New communication technologies have fundamentally changed how information spreads. Business and society both benefit — but so, unfortunately, does disinformation. Young people, who use digital media intensely, are often squarely in the crosshairs of false or manipulative content. To counter that trend, the project Young Citizen Scientists Against Disinformation (YCSAD) was born. Its goal is to involve young adults not as passive consumers but as active co-creators and researchers.
In this piece I'd like to show how I built a platform that lets students collect, analyze, and actively push back against disinformation online — in a lean, intuitive way.
An interactive platform instead of static forms
Traditional data-collection forms offer a quick start but are often unmotivating and leave users feeling they have little direct influence. YCSAD is about giving young people an interactive experience that invites participation and delivers lasting, meaningful results.
What the platform offers:
• Interactive media feed: instead of rigid forms, users move through a dynamic media feed that lays out relevant content and collected disinformation examples clearly, encouraging active exchange.
• Voting and commenting: to keep quality and relevance high, users can rate and comment on contributions, creating a transparent feedback loop that reveals which strategies and content are most effective.
• User-friendly, youth-appropriate registration: protecting participants is essential.

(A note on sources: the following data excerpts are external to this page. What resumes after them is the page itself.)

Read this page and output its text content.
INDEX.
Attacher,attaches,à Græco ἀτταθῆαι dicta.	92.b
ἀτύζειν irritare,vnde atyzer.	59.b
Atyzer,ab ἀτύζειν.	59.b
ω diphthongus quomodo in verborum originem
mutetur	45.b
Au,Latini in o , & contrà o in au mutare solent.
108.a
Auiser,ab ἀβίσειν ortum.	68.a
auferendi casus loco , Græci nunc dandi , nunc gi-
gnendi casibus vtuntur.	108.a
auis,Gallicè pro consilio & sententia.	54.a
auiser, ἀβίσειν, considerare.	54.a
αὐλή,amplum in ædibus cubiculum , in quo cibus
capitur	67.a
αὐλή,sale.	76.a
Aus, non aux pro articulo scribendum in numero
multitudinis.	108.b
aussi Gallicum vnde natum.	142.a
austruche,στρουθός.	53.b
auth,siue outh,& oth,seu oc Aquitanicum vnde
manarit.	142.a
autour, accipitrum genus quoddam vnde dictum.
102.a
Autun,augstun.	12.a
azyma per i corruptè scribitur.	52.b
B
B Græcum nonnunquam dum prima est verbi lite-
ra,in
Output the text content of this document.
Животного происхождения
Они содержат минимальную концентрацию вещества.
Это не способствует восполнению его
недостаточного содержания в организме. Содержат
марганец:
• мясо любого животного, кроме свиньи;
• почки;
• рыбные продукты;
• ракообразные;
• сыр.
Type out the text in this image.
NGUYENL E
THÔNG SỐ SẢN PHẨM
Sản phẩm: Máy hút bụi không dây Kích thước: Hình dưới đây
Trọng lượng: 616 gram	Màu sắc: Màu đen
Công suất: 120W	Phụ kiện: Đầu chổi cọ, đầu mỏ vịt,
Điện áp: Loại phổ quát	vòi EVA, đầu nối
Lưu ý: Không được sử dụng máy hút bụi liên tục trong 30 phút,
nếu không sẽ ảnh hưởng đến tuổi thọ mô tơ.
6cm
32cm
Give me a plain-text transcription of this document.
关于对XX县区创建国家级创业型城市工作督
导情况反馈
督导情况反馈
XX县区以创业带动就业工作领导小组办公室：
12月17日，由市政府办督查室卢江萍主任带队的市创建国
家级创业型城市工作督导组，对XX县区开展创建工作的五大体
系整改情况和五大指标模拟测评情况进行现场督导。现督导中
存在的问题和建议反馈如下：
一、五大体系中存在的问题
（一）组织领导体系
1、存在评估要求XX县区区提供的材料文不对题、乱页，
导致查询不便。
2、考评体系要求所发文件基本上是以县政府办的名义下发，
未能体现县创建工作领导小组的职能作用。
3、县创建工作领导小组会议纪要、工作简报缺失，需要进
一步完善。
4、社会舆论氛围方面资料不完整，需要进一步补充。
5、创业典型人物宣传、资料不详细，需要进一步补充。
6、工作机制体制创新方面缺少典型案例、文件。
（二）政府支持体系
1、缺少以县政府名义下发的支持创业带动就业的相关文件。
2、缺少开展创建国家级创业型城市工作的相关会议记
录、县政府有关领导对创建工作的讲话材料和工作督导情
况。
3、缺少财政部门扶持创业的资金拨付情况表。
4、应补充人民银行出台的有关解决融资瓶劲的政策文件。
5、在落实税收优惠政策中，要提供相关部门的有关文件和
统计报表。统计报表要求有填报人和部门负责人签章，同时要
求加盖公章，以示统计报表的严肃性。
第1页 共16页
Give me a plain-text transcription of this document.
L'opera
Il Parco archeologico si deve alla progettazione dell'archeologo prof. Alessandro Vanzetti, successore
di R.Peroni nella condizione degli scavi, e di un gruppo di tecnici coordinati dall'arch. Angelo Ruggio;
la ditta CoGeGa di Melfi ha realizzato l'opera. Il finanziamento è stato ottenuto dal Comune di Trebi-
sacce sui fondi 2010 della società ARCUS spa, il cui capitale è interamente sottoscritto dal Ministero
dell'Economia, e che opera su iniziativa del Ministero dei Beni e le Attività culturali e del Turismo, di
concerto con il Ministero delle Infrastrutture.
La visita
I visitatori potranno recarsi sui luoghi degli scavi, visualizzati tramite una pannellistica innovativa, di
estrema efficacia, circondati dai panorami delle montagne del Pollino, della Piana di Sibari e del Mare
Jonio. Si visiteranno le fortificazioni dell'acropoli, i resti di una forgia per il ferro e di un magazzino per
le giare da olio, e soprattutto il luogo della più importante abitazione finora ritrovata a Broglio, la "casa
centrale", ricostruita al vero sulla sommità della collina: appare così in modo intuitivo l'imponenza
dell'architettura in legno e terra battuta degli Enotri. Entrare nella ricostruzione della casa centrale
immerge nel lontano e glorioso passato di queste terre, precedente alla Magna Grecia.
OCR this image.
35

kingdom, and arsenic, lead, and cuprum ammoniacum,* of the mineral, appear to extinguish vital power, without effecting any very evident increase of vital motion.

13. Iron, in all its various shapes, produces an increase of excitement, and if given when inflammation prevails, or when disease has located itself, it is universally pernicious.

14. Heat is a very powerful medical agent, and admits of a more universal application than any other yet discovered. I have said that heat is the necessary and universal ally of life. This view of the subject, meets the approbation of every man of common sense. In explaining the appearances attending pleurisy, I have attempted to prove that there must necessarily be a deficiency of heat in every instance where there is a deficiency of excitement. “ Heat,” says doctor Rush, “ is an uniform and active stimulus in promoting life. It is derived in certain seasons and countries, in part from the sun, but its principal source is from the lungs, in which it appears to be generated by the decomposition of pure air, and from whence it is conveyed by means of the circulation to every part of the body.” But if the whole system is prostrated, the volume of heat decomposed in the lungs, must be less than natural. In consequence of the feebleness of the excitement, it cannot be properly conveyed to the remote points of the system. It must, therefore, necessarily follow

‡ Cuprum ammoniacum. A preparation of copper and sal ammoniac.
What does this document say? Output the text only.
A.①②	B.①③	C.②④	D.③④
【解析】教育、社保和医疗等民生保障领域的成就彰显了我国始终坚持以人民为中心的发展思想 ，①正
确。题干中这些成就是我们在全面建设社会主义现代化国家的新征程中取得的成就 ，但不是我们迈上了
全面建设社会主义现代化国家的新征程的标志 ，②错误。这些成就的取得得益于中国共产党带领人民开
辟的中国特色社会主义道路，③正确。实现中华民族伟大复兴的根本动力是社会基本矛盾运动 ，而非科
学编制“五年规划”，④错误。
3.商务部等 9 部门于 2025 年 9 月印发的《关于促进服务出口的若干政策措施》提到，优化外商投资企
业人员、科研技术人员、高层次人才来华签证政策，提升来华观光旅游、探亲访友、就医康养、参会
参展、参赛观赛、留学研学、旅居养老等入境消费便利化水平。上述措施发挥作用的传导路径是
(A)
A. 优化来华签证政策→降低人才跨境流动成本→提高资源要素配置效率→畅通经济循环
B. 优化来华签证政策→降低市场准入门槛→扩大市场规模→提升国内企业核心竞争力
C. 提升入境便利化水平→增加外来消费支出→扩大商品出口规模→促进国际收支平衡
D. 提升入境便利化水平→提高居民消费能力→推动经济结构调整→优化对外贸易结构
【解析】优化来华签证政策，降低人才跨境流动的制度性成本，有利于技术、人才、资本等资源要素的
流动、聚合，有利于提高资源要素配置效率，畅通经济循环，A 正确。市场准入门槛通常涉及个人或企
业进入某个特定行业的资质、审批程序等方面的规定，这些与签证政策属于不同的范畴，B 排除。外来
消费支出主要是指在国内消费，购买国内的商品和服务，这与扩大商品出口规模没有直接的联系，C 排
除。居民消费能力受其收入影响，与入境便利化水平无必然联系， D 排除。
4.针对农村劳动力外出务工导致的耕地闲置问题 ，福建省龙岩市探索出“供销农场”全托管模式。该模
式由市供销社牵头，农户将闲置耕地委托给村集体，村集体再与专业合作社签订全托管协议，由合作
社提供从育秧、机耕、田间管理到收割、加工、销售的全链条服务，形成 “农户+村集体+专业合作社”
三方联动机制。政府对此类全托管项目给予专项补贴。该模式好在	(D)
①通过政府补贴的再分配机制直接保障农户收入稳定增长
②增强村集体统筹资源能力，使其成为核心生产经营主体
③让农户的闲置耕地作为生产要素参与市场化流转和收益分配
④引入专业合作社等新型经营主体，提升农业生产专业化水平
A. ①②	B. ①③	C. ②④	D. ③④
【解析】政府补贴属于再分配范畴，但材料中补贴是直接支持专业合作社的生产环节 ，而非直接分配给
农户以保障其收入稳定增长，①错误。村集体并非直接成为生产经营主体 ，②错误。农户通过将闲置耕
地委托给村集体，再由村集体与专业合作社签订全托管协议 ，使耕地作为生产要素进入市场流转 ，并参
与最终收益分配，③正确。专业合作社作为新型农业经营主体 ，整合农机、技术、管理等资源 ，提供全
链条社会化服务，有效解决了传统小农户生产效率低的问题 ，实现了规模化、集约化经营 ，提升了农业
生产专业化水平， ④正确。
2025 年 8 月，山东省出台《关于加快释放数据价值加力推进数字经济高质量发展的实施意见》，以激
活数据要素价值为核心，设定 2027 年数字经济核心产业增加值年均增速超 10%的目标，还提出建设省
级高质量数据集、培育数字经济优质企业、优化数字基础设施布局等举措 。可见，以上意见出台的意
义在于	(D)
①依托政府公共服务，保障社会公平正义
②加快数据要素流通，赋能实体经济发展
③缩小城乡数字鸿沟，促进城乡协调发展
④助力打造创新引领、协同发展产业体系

To keep registration effort minimal while safeguarding privacy, the platform uses youth-friendly, randomly generated usernames so students can take part anonymously and safely.
• Sustainable user relationships: the lean, intuitive design supports recurring user relationships, fostering long-term engagement and continuous analysis and improvement of countermeasures.
Challenges and technical learnings
Building the platform brought specific challenges and valuable insight:
• Safeguarding students: handling young users sensitively was the top priority. Minimal-effort registration and randomly generated, youth-friendly usernames achieved a high level of data protection and safety.
• Integrating interactive features: implementing a media feed, voting, and commenting called for an architecture that was lean yet robust, with intuitive controls that motivate users to get active and return regularly.
• Performant data processing: because the platform handles a large volume of content and interaction, I optimized the database and query layer so response times stay fast even under load.
• Sustainability and scalability: by building recurring user relationships, the platform can be improved over the long term and adapted to new challenges — a central goal for tackling disinformation not just in the short term but durably.
Conclusion
The YCSAD platform makes a real contribution to combating disinformation by turning young people into active co-creators. Through interactive elements, a safe and user-friendly design, and a performant technical foundation, it enables a sustainable, direct impact on how disinformation is recognized and challenged.
Continuous user involvement, the ability to give direct feedback, and strong privacy protection form the backbone of the solution. It's a decisive step toward empowering young citizen scientists and handing them the tools they need to take responsibility in the digital world.